Basically, the harmonics that rise off of piano strings aren't exact multiples of the fundamental -- they're a little bit off, because piano strings don't behave entirely like ideal strings, they behave like metal cylinders. In the mid-range they're pretty pretty close to plain equal temperament, but in the high treble the strings get shorted but the string gauge stays almost the same, which means the ratio of diameter to length increases and they act less like strings and more like cylinders. The bass has similar issues with single and double wound strings. So, the fix is to just stretch the octave enough so that the harmonics of low notes line up better with the fundamentals of higher notes, and so on. (What we perceive as "out of tune-ness" is the wobbly sound of two frequencies played together that almost but don't quite line up, creating a beat frequency.)
Old joke explained: RTFA means Read The Fine Article -- except that F doesn't really stand for fine. It's usually meant as a crabby way of saying "The article answers your question".
From that, "TFA" just means "The Article", but without any of the crabbiness, and without the F really standing for anything. That's just a shortcut, and a nice instance where a bit of Internet lore became nicer rather than meaner.
I'll sometimes read TFA as "the featured article," but I don't know whether I picked that up along the way or invented it to make internal sense of nice things said about TFA.
RTFA derives directly from RTFM ("Read The ... Manual"), which I always interpret with the full force of the embedded expletive.
Same. When I'm trying to be neutral, I usually just say "the article" / "the submitted article". TFA to me carries the same kind of connotation as "TFM" in "RTFM".
> Clustering is not the point of black and white keys. Rather it is the facility to pick an anatomically reachable, desired subset of 12 keys available per octave.
This is the essential point of critique that makes TFA an exercise in assembling loose hypotheses for publication on the InterWobbles.
I thought (read) that the distribution of black and white keys came to be like that to provide a visual pattern which allows you to easily distinguish the different octaves.
I often huff and puff at articles like TFA, but here I found myself nodding: the method is sound and makes sense.
Some comments I must leave though:
Clustering is not the point of black and white keys. Rather it is the facility to pick an anatomically reachable, desired subset of 12 keys available per octave. As a simplified European tradition baseline, that is the white keys transposed by some number of semitones. The salient thing here is to have a row of keys which are mostly two semitones apart but have a one semitone gap at strategic locations to produce the scale.
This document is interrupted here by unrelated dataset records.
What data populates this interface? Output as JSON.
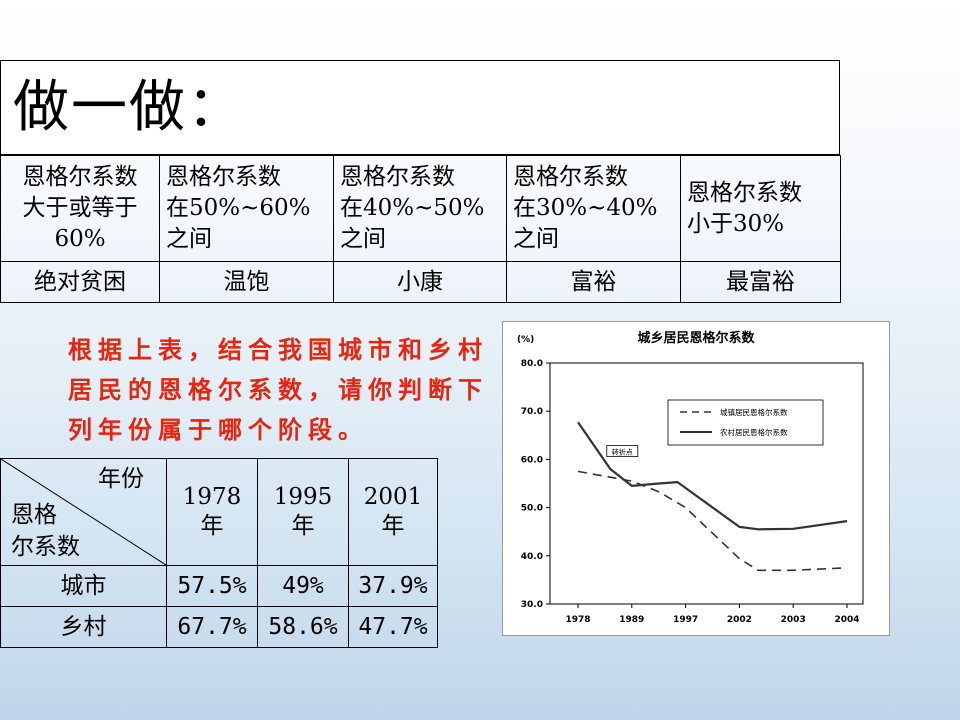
{
  "title": "做一做：",
  "stages": [
    {
      "condition": "恩格尔系数\n大于或等于\n60%",
      "label": "绝对贫困"
    },
    {
      "condition": "恩格尔系数\n在50%~60%\n之间",
      "label": "温饱"
    },
    {
      "condition": "恩格尔系数\n在40%~50%\n之间",
      "label": "小康"
    },
    {
      "condition": "恩格尔系数\n在30%~40%\n之间",
      "label": "富裕"
    },
    {
      "condition": "恩格尔系数\n小于30%",
      "label": "最富裕"
    }
  ],
  "question": "根据上表，结合我国城市和乡村居民的恩格尔系数，请你判断下列年份属于哪个阶段。",
  "data_table": {
    "corner_top": "年份",
    "corner_bottom": "恩格\n尔系数",
    "years": [
      "1978\n年",
      "1995\n年",
      "2001\n年"
    ],
    "rows": [
      {
        "label": "城市",
        "values": [
          "57.5%",
          "49%",
          "37.9%"
        ]
      },
      {
        "label": "乡村",
        "values": [
          "67.7%",
          "58.6%",
          "47.7%"
        ]
      }
    ]
  },
  "chart_data": {
    "type": "line",
    "title": "城乡居民恩格尔系数",
    "ylabel": "(%)",
    "ylim": [
      30.0,
      80.0
    ],
    "yticks": [
      "30.0",
      "40.0",
      "50.0",
      "60.0",
      "70.0",
      "80.0"
    ],
    "categories": [
      "1978",
      "1989",
      "1997",
      "2002",
      "2003",
      "2004"
    ],
    "x": [
      0,
      1,
      1.6,
      2,
      3,
      4,
      5
    ],
    "series": [
      {
        "name": "城镇居民恩格尔系数",
        "style": "dashed",
        "x": [
          0,
          1,
          1.5,
          2,
          3,
          3.35,
          4,
          5
        ],
        "values": [
          57.5,
          55.5,
          53.3,
          50.0,
          39.4,
          37.0,
          37.0,
          37.5
        ]
      },
      {
        "name": "农村居民恩格尔系数",
        "style": "solid",
        "x": [
          0,
          0.6,
          1,
          1.5,
          1.85,
          3,
          3.35,
          4,
          5
        ],
        "values": [
          67.7,
          58.0,
          54.5,
          55.0,
          55.3,
          46.0,
          45.5,
          45.6,
          47.2
        ]
      }
    ],
    "annotation": "转折点",
    "grid": false,
    "legend": "top-right"
  },
  "colors": {
    "question_text": "#e8240c",
    "title_box": "#ffffff"
  }
}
Much of the music in the world operates roughly on the pentatonic scale which coincides with the black keys, or the complement of "European" scales in a 12 step equally tempered octave. Pentatonic scales are mostly two semitone steps with strategic 3 semitone steps.
Finally, the harmonic model in TFA does not resemble the piano very much. Would be interesting to see how different harmonic models and temperaments in various historical keyboard instruments interact with the computation. The modern piano is equally tempered. In a harpsichord, that would generate a lot of roughness for the thirds which are way out of tune. The modern piano mitigates this by having the hammers strike strings at a position that avoids exciting the 5th harmonic (which produces a justly intoned third on top of fundamental frequency).
Would be interesting to see what kind of difference to the roughness calculation it would make to omit the 5th harmonic!